La madre de una amiga había muerto recientemente, y Marie había visto a Richard, sin que él se diera cuenta, presidir el velatorio junto a su padre. Le vio atender a todo tipo de detalles con serenidad de adulto y una gentileza y un respeto que le causaron una honda impresión. Más tarde, el padre de Richard le cogió las manos, la llamó madeimoselle y expresó su afecto por Marcel. Ella bajó los ojos con súbita angustia, con una especie de desesperación, como si le fueran a arrebatar algo precioso, algo que excedía sus más ardientes deseos, por razones que no acertaba a comprender. Esa noche se despertó sobresaltada en su habitación, vio la luz de la pequeña lámpara de porcelana que oscilaba en la mesilla, y se dio cuenta de que había estado pensando en Richard, no soñando con él sino pensando en él en sueños.
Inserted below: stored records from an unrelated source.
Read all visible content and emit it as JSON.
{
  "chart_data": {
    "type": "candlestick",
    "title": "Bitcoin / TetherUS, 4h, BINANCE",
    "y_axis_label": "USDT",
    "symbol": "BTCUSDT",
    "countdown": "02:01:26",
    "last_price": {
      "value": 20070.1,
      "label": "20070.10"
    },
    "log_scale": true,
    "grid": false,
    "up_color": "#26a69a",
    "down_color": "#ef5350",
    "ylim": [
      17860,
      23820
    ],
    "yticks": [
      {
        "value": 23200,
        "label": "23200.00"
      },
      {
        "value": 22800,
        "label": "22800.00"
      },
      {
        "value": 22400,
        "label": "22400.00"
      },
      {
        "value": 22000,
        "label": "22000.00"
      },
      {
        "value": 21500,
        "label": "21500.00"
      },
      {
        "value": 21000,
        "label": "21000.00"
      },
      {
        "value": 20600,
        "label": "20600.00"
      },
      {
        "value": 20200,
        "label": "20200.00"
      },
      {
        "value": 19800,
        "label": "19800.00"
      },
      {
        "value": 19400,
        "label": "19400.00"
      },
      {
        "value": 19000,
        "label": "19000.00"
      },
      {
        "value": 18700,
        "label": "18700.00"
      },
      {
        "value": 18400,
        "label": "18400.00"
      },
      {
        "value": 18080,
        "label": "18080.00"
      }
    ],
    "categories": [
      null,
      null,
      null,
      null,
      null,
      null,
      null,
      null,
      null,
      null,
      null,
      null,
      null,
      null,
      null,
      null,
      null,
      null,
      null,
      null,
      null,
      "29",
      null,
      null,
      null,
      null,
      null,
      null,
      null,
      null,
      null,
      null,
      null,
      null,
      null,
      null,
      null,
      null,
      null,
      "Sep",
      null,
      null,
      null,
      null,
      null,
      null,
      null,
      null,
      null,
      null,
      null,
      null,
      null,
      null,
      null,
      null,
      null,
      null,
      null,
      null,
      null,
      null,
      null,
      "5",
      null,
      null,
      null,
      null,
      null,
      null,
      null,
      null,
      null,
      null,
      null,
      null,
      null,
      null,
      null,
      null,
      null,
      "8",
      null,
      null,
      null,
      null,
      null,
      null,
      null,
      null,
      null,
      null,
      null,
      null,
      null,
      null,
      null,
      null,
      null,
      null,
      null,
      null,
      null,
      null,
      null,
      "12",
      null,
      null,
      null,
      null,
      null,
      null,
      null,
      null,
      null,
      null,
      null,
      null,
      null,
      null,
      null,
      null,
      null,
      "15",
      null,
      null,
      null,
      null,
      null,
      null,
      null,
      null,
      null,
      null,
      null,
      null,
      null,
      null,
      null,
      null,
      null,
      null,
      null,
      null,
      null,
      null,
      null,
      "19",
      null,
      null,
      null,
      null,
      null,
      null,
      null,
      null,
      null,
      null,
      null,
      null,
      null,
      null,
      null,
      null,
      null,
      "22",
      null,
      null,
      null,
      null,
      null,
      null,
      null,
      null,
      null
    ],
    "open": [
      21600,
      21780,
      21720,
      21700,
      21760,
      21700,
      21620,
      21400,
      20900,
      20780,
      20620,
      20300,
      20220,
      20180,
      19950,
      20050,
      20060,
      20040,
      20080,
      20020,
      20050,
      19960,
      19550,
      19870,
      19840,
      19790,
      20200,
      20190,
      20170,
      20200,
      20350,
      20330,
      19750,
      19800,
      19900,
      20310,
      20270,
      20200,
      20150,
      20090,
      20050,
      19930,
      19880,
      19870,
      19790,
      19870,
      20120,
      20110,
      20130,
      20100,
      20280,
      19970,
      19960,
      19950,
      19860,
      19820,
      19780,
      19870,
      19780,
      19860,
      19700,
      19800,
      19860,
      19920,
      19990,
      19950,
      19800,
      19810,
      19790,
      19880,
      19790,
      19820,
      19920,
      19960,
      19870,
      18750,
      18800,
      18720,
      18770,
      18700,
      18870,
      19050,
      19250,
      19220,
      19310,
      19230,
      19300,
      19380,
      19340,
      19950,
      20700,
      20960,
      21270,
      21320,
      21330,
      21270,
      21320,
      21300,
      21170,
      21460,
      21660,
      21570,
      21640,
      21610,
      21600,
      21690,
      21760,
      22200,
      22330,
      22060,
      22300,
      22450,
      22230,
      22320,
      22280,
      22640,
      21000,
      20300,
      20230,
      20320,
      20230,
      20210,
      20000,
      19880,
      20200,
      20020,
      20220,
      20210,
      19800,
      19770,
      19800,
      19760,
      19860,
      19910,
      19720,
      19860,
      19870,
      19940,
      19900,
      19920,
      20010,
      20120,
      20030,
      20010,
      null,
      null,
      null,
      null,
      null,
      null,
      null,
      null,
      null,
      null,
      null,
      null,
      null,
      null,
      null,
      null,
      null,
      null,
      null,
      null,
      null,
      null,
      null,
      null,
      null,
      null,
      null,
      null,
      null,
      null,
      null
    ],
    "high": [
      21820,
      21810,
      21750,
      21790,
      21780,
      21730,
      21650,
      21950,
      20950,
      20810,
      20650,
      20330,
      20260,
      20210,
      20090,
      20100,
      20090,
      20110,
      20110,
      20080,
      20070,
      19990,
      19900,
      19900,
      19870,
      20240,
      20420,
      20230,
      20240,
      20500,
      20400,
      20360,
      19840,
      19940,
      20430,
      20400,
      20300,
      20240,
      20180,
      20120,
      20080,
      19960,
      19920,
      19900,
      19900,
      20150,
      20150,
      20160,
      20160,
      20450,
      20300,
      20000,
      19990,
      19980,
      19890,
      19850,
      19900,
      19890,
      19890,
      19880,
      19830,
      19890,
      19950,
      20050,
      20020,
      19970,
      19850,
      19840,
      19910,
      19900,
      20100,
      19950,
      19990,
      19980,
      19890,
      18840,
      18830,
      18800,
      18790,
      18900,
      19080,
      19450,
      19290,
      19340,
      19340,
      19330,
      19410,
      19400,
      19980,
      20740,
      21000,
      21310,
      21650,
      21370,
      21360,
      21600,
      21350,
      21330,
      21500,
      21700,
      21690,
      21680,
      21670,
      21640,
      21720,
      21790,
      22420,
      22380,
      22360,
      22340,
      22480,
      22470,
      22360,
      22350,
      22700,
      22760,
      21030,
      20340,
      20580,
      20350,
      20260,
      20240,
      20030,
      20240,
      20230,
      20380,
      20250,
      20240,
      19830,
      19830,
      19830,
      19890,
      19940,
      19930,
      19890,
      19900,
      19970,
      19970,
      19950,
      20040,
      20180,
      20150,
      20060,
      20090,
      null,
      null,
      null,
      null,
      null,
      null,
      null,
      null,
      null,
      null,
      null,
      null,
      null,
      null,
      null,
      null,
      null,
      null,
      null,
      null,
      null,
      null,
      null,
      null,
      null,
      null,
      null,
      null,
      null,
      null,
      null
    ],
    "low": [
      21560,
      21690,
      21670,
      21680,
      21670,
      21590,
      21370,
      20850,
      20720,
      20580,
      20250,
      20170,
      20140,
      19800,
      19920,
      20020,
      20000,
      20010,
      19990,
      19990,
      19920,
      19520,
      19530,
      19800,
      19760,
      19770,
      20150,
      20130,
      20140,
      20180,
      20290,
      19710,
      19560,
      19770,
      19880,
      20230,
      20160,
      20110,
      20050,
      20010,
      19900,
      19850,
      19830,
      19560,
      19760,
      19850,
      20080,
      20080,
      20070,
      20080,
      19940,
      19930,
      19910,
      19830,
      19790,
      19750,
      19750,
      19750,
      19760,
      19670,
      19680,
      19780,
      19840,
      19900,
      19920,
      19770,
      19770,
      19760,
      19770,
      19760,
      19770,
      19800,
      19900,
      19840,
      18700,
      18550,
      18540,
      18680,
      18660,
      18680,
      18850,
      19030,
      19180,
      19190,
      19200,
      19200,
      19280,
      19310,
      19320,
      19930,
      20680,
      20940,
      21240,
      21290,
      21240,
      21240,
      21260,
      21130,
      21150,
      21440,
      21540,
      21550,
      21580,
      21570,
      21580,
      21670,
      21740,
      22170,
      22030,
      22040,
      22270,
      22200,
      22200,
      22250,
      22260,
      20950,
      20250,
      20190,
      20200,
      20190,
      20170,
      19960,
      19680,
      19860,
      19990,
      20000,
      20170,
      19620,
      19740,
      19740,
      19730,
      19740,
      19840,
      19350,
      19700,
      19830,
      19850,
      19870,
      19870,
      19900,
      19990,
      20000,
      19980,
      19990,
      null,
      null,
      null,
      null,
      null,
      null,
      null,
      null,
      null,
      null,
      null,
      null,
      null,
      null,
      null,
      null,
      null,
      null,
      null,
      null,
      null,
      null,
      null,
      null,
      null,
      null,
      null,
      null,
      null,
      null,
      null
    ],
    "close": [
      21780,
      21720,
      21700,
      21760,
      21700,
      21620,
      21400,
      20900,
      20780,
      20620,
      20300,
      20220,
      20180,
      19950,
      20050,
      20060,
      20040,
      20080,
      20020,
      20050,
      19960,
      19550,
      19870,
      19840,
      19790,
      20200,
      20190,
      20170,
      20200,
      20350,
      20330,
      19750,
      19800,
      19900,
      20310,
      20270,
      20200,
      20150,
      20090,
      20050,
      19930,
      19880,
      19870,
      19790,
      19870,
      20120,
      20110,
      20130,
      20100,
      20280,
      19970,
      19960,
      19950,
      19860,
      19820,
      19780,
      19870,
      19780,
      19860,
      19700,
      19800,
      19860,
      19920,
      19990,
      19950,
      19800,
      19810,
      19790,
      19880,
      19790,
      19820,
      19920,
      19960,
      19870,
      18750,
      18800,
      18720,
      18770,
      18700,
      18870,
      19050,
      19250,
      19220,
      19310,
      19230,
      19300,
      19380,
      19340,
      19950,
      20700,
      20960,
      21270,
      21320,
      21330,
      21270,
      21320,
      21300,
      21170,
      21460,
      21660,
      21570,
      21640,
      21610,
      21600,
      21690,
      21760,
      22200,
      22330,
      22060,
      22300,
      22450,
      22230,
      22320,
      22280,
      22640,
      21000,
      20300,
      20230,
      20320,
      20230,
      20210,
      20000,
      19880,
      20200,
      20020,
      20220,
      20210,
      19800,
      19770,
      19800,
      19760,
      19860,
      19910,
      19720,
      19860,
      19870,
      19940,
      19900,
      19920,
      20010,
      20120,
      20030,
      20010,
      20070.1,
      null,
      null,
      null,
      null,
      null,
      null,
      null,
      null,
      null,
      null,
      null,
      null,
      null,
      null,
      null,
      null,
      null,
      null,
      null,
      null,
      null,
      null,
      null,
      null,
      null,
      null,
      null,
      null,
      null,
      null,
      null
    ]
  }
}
Así que al oírle hablar en el frescor de la tarde, cuando las luces estaban bajas y el delicioso olor del café emanaba de la tetera, había sabido sin proponérselo cosas sobre monsieur Christophe Mercier: que era un famoso novelista y escritor de folletos sobre arte, que los chicos lo idolatraban y vivían pendientes del día en que volvería a casa.